The majority judgment is a creative response to the Charter challenge. By importing the common law doctrine of “mature minor” into the statutory standard of “best interests” of the child, it intends to respect an adolescent’s developing maturity while retaining the state’s “overarching power” to act in her ‘best interests.”
This is similar to the principle that the “mature minor” doctrine does not oust the court’s inherent parens patriae jurisdiction. The judgment does, however, raise some questions:
1. Given that decisions of this nature arise in the context of child protection hearings, when it has already been determined that the life and health of the child is at risk and time is of the essence, the judgment seems somewhat theoretical.
With the statute allowing for short notice, dispensing with paperwork and the taking of evidence by telephone, how realistic is it that there will be a “full assessment of maturity” as envisioned in the majority judgment?
Will that requirement, with its potential for delay, pose further risks to the adolescent’s “security of the person” and perhaps even her life, which is also guaranteed under s. 7 of the Charter? The chief justice referred to the “impracticability” of evaluating a child’s maturity in the “crucial and often exigent context of authorizing medical treatment.”

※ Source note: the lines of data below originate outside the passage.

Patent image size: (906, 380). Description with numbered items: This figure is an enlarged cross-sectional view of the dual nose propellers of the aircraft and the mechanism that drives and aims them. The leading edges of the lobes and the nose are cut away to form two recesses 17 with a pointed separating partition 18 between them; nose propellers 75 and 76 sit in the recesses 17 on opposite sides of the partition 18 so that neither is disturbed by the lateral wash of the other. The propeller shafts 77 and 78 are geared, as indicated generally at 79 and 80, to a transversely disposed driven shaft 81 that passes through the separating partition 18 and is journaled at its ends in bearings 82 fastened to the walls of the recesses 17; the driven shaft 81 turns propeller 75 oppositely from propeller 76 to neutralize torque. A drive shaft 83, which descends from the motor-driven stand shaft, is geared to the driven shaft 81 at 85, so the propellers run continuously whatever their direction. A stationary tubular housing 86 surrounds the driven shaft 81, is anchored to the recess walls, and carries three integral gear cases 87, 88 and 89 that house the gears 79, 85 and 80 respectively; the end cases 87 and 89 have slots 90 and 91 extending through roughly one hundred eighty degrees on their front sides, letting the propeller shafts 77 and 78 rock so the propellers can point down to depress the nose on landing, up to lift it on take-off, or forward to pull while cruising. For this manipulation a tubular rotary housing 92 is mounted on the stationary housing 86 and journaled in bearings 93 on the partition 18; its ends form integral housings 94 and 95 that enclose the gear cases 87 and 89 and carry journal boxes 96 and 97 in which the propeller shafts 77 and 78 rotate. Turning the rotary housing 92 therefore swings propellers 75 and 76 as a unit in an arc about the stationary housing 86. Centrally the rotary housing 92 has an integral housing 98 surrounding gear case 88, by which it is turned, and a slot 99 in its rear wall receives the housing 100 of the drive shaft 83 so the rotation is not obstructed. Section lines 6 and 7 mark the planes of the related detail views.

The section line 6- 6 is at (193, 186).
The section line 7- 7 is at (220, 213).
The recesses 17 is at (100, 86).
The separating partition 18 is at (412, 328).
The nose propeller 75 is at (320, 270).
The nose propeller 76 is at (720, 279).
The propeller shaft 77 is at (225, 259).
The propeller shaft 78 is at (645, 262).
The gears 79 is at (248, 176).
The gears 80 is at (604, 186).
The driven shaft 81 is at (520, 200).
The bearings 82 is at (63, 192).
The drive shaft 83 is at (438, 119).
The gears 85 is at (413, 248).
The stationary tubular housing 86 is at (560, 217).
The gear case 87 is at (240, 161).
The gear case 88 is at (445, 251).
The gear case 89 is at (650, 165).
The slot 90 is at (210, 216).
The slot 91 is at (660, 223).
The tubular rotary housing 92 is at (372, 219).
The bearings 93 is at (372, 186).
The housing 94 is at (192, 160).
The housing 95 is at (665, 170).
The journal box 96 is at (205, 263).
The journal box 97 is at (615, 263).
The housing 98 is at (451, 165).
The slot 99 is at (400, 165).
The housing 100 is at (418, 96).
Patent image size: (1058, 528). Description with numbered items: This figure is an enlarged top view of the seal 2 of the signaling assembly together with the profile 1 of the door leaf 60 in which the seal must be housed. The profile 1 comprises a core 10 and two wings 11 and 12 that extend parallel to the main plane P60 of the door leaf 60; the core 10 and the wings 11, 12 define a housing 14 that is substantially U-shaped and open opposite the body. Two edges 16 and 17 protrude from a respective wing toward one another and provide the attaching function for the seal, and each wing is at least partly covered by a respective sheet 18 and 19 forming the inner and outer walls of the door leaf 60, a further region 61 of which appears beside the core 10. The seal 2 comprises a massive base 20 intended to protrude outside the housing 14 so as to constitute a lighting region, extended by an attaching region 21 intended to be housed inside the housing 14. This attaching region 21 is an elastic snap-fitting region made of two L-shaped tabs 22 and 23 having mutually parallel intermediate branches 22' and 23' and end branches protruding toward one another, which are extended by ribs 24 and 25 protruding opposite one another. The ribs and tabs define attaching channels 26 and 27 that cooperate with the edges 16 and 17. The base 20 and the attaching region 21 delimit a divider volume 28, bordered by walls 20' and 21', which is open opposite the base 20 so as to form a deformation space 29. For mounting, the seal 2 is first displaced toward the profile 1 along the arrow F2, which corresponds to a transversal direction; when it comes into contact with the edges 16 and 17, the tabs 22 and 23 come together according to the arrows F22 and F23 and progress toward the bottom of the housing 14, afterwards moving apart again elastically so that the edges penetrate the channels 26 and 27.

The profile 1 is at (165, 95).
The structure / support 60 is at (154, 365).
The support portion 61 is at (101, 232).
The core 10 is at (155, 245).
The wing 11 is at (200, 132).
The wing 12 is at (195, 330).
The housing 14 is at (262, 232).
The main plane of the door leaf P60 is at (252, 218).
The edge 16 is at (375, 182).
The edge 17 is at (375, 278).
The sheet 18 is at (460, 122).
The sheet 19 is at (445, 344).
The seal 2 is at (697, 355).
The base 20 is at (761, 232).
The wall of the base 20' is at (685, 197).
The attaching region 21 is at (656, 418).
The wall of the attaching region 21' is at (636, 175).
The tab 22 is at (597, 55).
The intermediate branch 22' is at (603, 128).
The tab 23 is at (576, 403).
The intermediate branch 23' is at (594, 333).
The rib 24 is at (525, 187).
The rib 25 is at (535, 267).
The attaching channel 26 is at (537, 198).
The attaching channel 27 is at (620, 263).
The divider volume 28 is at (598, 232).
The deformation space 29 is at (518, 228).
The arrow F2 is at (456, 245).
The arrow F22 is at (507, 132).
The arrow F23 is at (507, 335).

2. Will this decision be limited to the very narrow class of treatment cases in child protection cases where the life or health of the child is at risk or will it throw into doubt other age-based restrictions, (e.g. capacity to marry, licence to drive, right to vote, compulsory attendance at school) substituting a standard of maturity for the traditional marker of age?
Jennifer M. Leddy is an associate with the Ottawa office of Carters Professional Corp.